Integrated Services Digital Network (ISDN) is a telecommunication technology for sending voice, video, and data over traditional telephone lines or digital telephone wires. It enables broad bandwidth digital transmission over public telephone networks. This means more data can be sent at one time. ISDN can support data transfer rates for up to 64-128 Kbps (kilobits per second).
When ISDN was first introduced as a viable access technology, it brought a lot of promises with more features and capacity than dial-up. ISDN initially achieved only a small market share in the Internet access market. Nevertheless, there was no doubt that it paved the way for more popular Digital Subscriber Line (DSL) and cable-based last-mile technology.
ISDN connectivity consists of a system that uses telephone wires. However, it is a very sophisticated digital technology. The technology behind it is circuit switching.
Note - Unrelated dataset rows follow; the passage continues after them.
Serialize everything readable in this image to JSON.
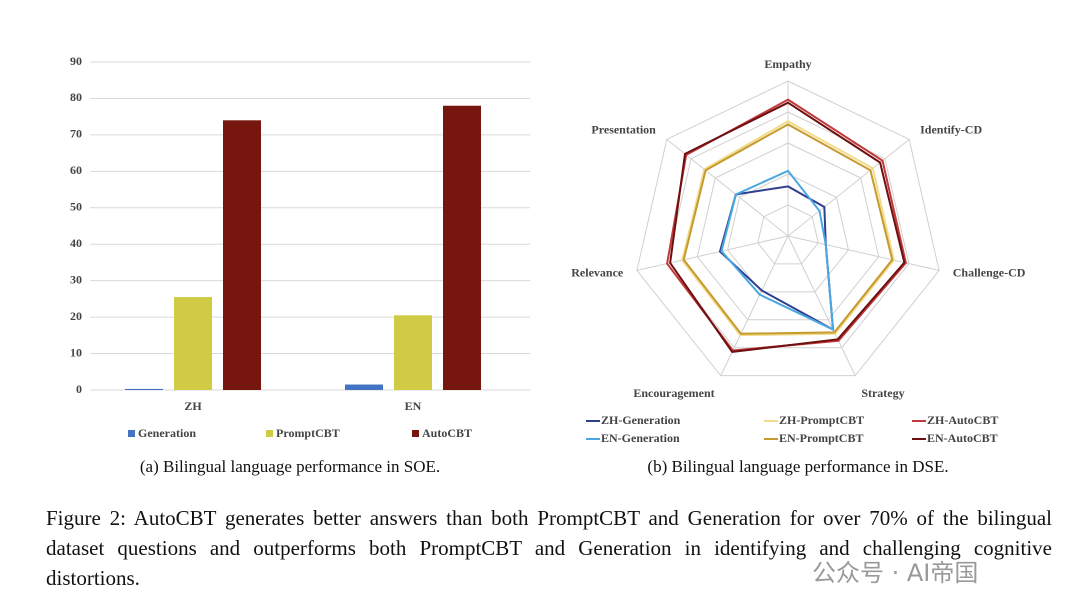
{
  "chart_data": [
    {
      "type": "bar",
      "caption": "(a) Bilingual language performance in SOE.",
      "categories": [
        "ZH",
        "EN"
      ],
      "series": [
        {
          "name": "Generation",
          "color": "#4472c4",
          "values": [
            0.3,
            1.5
          ]
        },
        {
          "name": "PromptCBT",
          "color": "#cfcb45",
          "values": [
            25.5,
            20.5
          ]
        },
        {
          "name": "AutoCBT",
          "color": "#76160f",
          "values": [
            74,
            78
          ]
        }
      ],
      "ylim": [
        0,
        90
      ],
      "yticks": [
        0,
        10,
        20,
        30,
        40,
        50,
        60,
        70,
        80,
        90
      ],
      "grid": true
    },
    {
      "type": "radar",
      "caption": "(b) Bilingual language performance in DSE.",
      "categories": [
        "Empathy",
        "Identify-CD",
        "Challenge-CD",
        "Strategy",
        "Encouragement",
        "Relevance",
        "Presentation"
      ],
      "series": [
        {
          "name": "ZH-Generation",
          "color": "#2f3f8f",
          "values": [
            1.6,
            1.5,
            1.25,
            3.35,
            1.95,
            2.25,
            2.15
          ]
        },
        {
          "name": "EN-Generation",
          "color": "#4aa8e0",
          "values": [
            2.1,
            1.3,
            1.25,
            3.35,
            2.1,
            2.2,
            2.15
          ]
        },
        {
          "name": "ZH-PromptCBT",
          "color": "#f0dc8a",
          "values": [
            3.7,
            3.5,
            3.5,
            3.5,
            3.55,
            3.5,
            3.45
          ]
        },
        {
          "name": "EN-PromptCBT",
          "color": "#c79a2e",
          "values": [
            3.6,
            3.4,
            3.45,
            3.45,
            3.5,
            3.45,
            3.4
          ]
        },
        {
          "name": "ZH-AutoCBT",
          "color": "#c0393b",
          "values": [
            4.4,
            3.9,
            3.9,
            3.75,
            4.1,
            4.0,
            4.2
          ]
        },
        {
          "name": "EN-AutoCBT",
          "color": "#6e1010",
          "values": [
            4.3,
            3.8,
            3.85,
            3.7,
            4.15,
            3.9,
            4.25
          ]
        }
      ],
      "rlim": [
        0,
        5
      ],
      "rticks": [
        1,
        2,
        3,
        4,
        5
      ],
      "grid": true
    }
  ],
  "figure_caption": "Figure 2:  AutoCBT generates better answers than both PromptCBT and Generation for over 70% of the bilingual dataset questions and outperforms both PromptCBT and Generation in identifying and challenging cognitive distortions.",
  "watermark": "公众号 · AI帝国"
}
It implies that it uses a dedicated line to transfer data and phone conversations. Before transmission, voice is also converted to digital data. The ISDN modulation can send data at a much faster rate digitally over traditional telephone cables. Experiments and experience have shown that ISDN is both faster and has a much higher quality than dial-up Internet access.
ISDN is categorised based on number of channels. The first version is called Basic Rate Interface (BRI). It consists of two channels, operating at 64Kbps. The second type is called the Primary Rate Interface (PRI). This increases the capacity to 1,544 Kbps by using 23 bearer channels. ISDN can be used for video conferencing, security monitoring, LAN interconnection, and high-quality audio.
It doesn’t however, offer enough bandwidth to stream high-quality video.